Optomechanics of random media

TL;DR

This paper explores how structural disorder in media can enhance optomechanical interactions, revealing that disorder can be harnessed to improve light-driven mechanical effects rather than hinder them.

Contribution

It demonstrates that disorder increases optomechanical forces and fluctuations, especially near the Anderson transition, challenging the assumption that scattering reduces optomechanical effects.

Findings

Disorder enhances optical forces at the Anderson transition.

Optomechanical fluctuations reach a maximum when Thouless conductivity is below unity.

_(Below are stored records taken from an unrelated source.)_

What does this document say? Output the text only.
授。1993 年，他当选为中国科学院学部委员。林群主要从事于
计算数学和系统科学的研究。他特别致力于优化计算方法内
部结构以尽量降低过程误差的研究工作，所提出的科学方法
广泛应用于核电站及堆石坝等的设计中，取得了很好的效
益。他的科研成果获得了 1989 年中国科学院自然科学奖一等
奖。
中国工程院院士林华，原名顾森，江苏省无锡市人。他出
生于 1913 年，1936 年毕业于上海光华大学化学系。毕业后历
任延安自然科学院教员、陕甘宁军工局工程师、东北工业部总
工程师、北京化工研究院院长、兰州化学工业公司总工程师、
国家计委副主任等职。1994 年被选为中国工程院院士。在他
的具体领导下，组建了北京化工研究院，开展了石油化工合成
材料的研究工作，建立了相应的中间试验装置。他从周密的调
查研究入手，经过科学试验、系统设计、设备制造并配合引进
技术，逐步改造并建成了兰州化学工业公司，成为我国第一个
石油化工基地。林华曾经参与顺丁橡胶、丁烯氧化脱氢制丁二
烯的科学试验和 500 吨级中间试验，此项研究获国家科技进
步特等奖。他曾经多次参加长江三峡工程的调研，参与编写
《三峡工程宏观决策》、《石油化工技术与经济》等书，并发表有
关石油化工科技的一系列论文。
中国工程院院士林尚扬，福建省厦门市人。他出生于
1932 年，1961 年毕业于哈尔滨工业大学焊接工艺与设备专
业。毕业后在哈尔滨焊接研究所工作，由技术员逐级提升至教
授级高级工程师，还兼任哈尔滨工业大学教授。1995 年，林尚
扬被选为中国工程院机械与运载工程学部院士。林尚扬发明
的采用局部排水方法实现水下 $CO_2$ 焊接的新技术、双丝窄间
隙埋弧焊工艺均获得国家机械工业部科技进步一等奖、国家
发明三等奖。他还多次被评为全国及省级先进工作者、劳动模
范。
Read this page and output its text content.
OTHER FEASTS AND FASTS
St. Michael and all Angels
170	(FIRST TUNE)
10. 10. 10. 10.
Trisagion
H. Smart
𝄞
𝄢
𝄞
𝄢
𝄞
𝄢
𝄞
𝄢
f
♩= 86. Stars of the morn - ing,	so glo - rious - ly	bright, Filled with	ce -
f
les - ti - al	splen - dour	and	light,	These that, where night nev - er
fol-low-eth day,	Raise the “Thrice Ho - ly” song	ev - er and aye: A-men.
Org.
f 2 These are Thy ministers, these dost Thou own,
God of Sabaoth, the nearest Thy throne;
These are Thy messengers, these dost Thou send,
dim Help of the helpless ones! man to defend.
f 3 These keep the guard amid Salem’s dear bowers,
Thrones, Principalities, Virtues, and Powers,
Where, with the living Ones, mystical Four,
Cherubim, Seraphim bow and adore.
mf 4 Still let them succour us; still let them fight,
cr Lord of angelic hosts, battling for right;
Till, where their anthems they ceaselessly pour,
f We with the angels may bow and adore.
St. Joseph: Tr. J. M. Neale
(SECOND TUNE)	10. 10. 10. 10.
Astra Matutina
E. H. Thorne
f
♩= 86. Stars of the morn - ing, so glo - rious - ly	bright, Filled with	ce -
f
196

Disorder can be exploited for designing advanced optomechanical devices.

Abstract

Using light to control the movement of nano-structured objects is a great challenge. This challenge involves fields like optical tweezing, Casimir forces, integrated optics, bio-physics, and many others. Photonic "robots" could have uncountable applications. However, if the complexity of light-activated devices increases, structural disorder unavoidably occurs and, correspondingly, light scattering, diffusion and localization. Are optically-driven mechanical forces affected by disorder-induced effects? A possible hypothesis is that light scattering reduces the optomechanical interaction. Conversely, we show that disorder is a mechanism that radically enhances the mechanical effect of light. We determine the link between optical pressure and the light diffusion coefficient, and unveil that when the Thouless conductivity becomes smaller than the unity, at the so-called Anderson transition, optical forces and their statistical fluctuations reach a maximum. Recent advances in photonics demonstrate the possibility of harnessing disorder for fundamental physics and applications. Designing randomness allows new materials with innovative optical properties. Here we show that disorder and related phenomena may be exploited for optomechanical devices.